To view a detailed version of this report, click View full report. The report will open in a new browser tab, and can be saved or printed from there as required.

The detailed report gives information down to the component level, and explains any auto-conversion actions that have been undertaken, or specific manual refactoring that is needed to make the component validate. Examples of these exceptions might include:
- Component will be imported as an "Unrecognized Component".
- Python version will be converted to Python 3.
- Secret references will need to be recreated and the components updated to use them.
An extract of a full report illustrating these exceptions is shown below:

To save a copy of the report, we recommend using your browser's print to PDF feature. You should change the print settings to landscape orientation, and you may also wish to adjust margins and scaling options to get the best results. The specifics of this will depend on your browser.
If satisfied with the eligibility report, click Import to complete the import process.
Regardless of the result of the migration report, review and fully test any imported pipelines to ensure that they behave as expected and are suitable for production use.
After the import process is complete, click the name of your branch on the project bar, then click Commit changes. The Commit changes dialog will open.
Add a brief description of the content you've imported to the Data Productivity Cloud.
Click Commit to save these changes.

Note

We recommend committing your changes as soon as you have imported your work into the Data Productivity Cloud. If you begin making changes to your imported pipelines immediately, your first commit will be very large, which is not best practice.

After import

After import, there are some more manual changes you might need to make before the pipeline is production ready.

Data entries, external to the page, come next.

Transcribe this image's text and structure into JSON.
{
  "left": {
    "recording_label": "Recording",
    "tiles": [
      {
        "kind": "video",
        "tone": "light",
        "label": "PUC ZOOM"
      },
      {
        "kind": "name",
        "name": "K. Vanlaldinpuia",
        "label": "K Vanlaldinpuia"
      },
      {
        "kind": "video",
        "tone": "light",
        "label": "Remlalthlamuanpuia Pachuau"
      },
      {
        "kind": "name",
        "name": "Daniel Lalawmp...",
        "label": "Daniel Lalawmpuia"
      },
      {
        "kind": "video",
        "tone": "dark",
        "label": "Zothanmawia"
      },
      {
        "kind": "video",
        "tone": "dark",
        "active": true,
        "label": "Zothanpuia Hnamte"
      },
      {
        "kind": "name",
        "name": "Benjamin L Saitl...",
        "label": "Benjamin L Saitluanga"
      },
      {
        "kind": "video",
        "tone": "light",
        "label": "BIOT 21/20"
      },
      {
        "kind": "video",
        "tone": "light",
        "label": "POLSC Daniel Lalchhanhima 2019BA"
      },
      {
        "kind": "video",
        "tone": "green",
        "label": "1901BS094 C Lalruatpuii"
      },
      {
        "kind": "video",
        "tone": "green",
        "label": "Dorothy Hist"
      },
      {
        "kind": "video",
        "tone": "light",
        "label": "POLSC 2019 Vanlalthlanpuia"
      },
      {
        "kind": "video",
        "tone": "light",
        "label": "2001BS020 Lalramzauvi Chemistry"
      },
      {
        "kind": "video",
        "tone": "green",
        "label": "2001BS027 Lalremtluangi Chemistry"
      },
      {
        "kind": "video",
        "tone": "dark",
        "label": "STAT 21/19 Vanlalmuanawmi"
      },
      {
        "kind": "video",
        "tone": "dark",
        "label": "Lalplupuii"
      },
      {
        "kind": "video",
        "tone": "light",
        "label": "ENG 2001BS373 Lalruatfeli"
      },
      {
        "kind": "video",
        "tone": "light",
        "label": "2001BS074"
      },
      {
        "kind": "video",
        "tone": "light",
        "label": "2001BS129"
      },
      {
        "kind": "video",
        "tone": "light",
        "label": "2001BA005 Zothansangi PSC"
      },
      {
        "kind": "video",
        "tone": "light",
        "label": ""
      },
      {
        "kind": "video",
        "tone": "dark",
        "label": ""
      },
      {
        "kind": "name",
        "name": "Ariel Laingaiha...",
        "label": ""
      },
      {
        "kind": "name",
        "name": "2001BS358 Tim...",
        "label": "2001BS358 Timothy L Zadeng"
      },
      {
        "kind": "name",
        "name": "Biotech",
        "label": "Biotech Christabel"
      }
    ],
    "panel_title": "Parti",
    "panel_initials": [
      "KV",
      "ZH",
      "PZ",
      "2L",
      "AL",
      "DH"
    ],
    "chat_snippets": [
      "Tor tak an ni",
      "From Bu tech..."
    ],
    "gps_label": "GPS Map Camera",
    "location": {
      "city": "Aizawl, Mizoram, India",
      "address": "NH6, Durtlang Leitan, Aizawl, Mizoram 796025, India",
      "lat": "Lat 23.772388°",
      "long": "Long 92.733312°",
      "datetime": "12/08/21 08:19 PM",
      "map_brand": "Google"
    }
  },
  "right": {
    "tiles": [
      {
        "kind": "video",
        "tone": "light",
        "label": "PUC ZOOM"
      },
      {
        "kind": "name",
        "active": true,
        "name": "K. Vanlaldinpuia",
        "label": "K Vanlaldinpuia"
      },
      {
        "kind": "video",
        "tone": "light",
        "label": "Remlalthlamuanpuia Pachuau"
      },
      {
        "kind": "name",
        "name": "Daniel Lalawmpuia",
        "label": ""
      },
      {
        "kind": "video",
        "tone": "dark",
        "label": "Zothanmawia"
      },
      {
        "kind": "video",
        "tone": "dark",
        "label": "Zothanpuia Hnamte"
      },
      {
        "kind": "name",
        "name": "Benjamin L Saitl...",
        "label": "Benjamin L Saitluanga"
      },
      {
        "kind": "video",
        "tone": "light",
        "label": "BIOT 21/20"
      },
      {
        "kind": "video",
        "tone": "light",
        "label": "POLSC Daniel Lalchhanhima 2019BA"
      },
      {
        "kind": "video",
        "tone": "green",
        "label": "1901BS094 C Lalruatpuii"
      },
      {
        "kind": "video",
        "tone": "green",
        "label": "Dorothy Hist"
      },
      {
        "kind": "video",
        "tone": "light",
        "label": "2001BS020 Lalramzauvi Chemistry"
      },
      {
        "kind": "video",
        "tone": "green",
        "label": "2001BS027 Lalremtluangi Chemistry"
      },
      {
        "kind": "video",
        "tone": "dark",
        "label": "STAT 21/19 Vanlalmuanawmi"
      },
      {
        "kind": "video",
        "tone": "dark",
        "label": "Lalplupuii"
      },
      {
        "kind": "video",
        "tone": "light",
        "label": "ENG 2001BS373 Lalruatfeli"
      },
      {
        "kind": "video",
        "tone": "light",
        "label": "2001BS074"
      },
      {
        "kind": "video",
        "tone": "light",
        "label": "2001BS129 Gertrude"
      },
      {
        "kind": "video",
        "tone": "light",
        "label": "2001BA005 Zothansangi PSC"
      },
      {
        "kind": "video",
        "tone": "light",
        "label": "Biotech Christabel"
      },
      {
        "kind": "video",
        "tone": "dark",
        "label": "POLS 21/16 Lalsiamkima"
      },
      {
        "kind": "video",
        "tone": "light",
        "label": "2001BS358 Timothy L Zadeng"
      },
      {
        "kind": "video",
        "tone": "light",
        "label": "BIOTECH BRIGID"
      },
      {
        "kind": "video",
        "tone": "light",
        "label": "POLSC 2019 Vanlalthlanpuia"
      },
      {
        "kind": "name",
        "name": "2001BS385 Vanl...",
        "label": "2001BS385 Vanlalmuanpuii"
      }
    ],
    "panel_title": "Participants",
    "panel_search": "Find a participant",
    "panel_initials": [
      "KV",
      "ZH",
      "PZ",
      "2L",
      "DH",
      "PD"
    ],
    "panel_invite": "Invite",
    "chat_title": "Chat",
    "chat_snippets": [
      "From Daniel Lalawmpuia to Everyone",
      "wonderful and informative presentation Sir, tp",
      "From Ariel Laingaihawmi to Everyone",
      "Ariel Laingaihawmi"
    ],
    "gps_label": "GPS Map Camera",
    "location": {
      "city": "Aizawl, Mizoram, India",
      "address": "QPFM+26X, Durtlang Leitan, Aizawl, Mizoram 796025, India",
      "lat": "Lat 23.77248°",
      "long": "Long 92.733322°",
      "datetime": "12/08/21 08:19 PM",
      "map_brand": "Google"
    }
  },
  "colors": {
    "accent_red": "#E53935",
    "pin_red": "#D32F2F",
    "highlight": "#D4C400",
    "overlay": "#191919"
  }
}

You will need to manually add any component-level credentials from Matillion ETL as secrets.
You will need to manually specify environments to be used.
For the variable types the Data Productivity Cloud doesn't support, you will need to test the new behavior, for example ensuring that your dates still work in expressions when they have been converted to strings.
The majority of components will import without issue, but a small number of Matillion ETL components are unsupported in the Data Productivity Cloud. These will be identified in the pipeline as "Unknown Component", and will need to be replaced with alternatives, or the pipeline will need to be refactored to make them unnecessary.

Always review and test every migrated pipeline, to ensure that it behaves as expected and is suitable for production use.